7 January 2013

Wes Minster Five - Sticks And Stones/ Mickey's Monkey

Label: Carnival
Year of Release: 1964

The London blues and R&B scene is the stuff of beat legend these days, and people of my generation have only hearsay to go by.  Still, irrespective of how many obscure fringe acts were allegedly the best live bands in the world, we all know for a fact that there were endless pubs and clubs in the capital having bands playing approximations of authentic American sounds in their sweaty, smoky basement rooms. Some of these (The Rolling Stones) would go on to success of the kind that doesn't need to be emphasised, while others had to content themselves with cultish levels of appreciation.  

The Wes Minster Five were a regularly gigging unit around the London bar and club scene, and are really seldom discussed on any level these days.  Part of the problem may be that they were signed to an uber-obscure independent label without much clout, and another issue may be the fact that their recordings, while good, lack the abrasion and bite of The Pretty Things or The Birds.  Still, what we have here are two enjoyable cuts, either of which could have happily taken the A-side spot.  "Sticks and Stones" is a nice, stomping cover of the R&B classic, and "Mickey's Monkey" incorporates call and response vocals with hand clapping and a nagging enthusiasm, and nearly rips up the joint.  Both tracks have come under some criticism from aficionados for giving two respected songs a British beat production, but that, I'm afraid, was the name of the game at the time.  Very few British bands were able to ape the American styles 100% successfully (and what, indeed, would be the point of creating replicas in the studio anyway?) so putting their own blueprint on the tracks was fairly standard practice.

Consisting of Clive Burrows on sax, Dave Greenslade on keyboards, John Hiseman on drums, Brian Smith (aka Wes Minster) on guitar, Tony Reeves on bass and Paul Williams on vocals, the line-up was completed by chance purely due to Williams' connection with Georgie Fame and The Blue Flames - a fan and regular attendee of their Flamingo Club gigs, he managed to convince the outfit to allow him to occasionally get on stage and sing songs with them, and eventually Fame put him in touch with the other musicians who were in the process of putting an act together.  The band are particularly notable for giving the Zoot Money's Big Roll Band two of its future members in Williams and Burrows.

Williams remains a practicing musician to this day, having worked with the likes of John Mayall and Juicy Lucy over the years, as well as gigging as a part of ensemble touring acts and as a solo artist.  You can call me soft if you want, but it always brings a bit of cheer to my heart to be able to finish a blog entry talking about a musician's continued activity.

[Update - Terry Webster - the actual lead vocalist for this group - got in touch with me to correct some details!

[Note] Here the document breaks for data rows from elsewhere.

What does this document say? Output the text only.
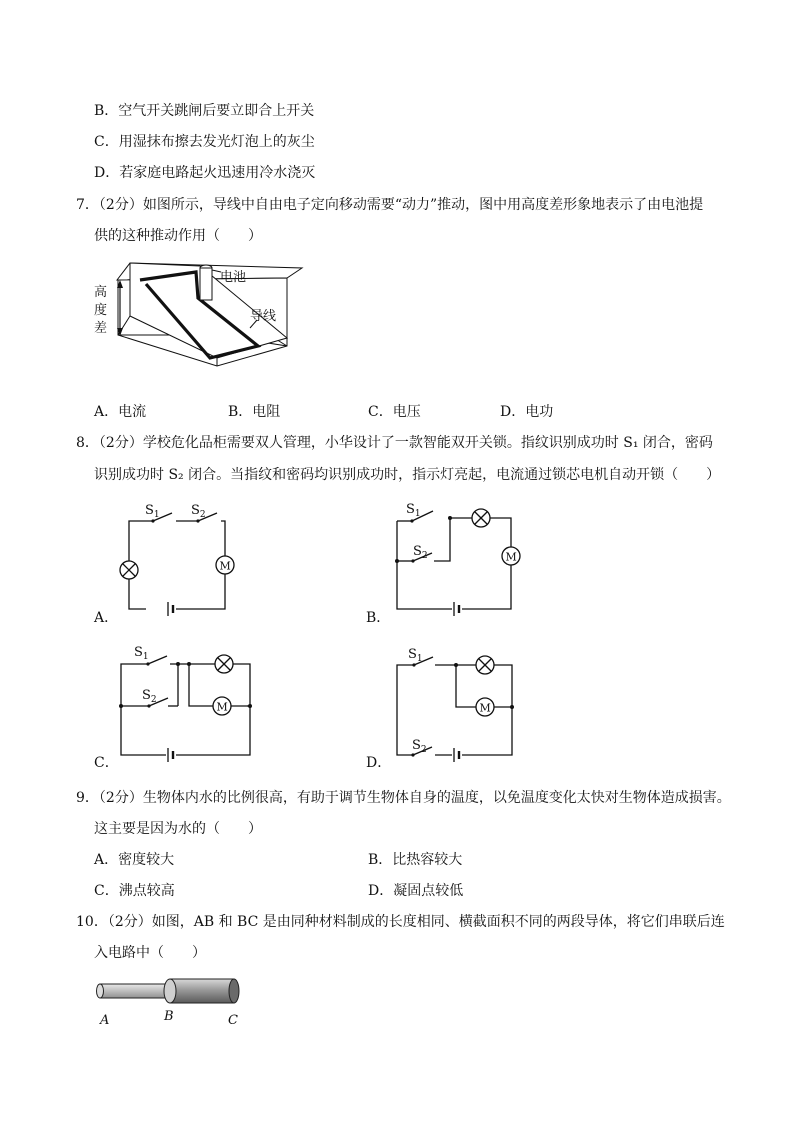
B．空气开关跳闸后要立即合上开关
C．用湿抹布擦去发光灯泡上的灰尘
D．若家庭电路起火迅速用冷水浇灭
7．（2分）如图所示，导线中自由电子定向移动需要“动力”推动，图中用高度差形象地表示了由电池提
供的这种推动作用（　　）
电池
导线
高
度
差
A．电流	B．电阻	C．电压	D．电功
8．（2分）学校危化品柜需要双人管理，小华设计了一款智能双开关锁。指纹识别成功时 S₁ 闭合，密码
识别成功时 S₂ 闭合。当指纹和密码均识别成功时，指示灯亮起，电流通过锁芯电机自动开锁（　　）
$S_1$ $S_2$
M
A．
$S_1$
$S_2$	M
B．
$S_1$
$S_2$
M
C．
$S_1$
$S_2$
M
D．
9．（2分）生物体内水的比例很高，有助于调节生物体自身的温度，以免温度变化太快对生物体造成损害。
这主要是因为水的（　　）
A．密度较大	B．比热容较大
C．沸点较高	D．凝固点较低
10．（2分）如图，AB 和 BC 是由同种材料制成的长度相同、横截面积不同的两段导体，将它们串联后连
入电路中（　　）
A	B	C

You can see more in the comments section].


terry webster said...

Jim Ellis Drums Clive Burrows sax Paul? organ Wes Minster guitar.
wrong line up I'm afraid. Putting the world to rights before I die..



terry webster said...

We were involved with Wes(Brian)Minster performing on the R&B circuit.We did sessions for Blue Beat label Carnival Records backing various West Indian Artistes that would be sold on Portobello Road and other London Market stalls.
Interesting recording glitch at the beginning of Sticks n Stones.
It was all one take stuff.
Terry Webster alias TONY BROOK and the BREAKERS

23 Daves said...

Ha! Huge apologies for that, Terry, but getting information on most of the acts featured on this blog is an unreliable business and mistakes happen more often than I'd like… but thanks for taking the time to put things right and also fill everyone in with a bit of background information.

Two questions - is that wobble at the beginning of "Sticks n Stones" not supposed to be there? I always heard it as part of the tune. And did these records not get distributed much beyond market stalls around London to the best of your knowledge? Did they not actually gain a more thorough distribution?

terry webster said...

Nice to make a connection with you on the facts. Sticks and Stones had a dodgy wobble on the intro due to some studio or manufacturing slip up. I imagine a guy resting against the mastering equipment lighting a fag...Whoops! The producer apologised but I suppose as it was only a B side and a bit quirky they decided to leave it there.
Terry Webster

terry webster said...

Answering your second question, I'm not aware that Carnival Records did anything outside the London West Indian/Carribean community. The producers seemed happy enough with their small exclusive Blue Beat market.
I remember we did a session for a great character named Little Satch. A singer so named as he was little and played a trumpet but quite badly tuned. The producer only helped to tune it to a point as the track would lose that raw flavour.
Thanks to the Internet I managed to buy 4 Carnival records one of them my long lost version of 'Mickeys Monkey'/'Sticks n Stones'.

DaveE said...

"Paul ?" on organ was actually Paul Raymond AKA Martin Raymond who later played with Tony Jackson's Vibrations, Plastic Penny, Savoy Brown etc.

Tim Coombe said...

Brian (Wes Minster) Smith, was my old guitar teacher. He sadly passed away a few years ago, but was a Wes Montgomery fanatic to the end. Lovely guy!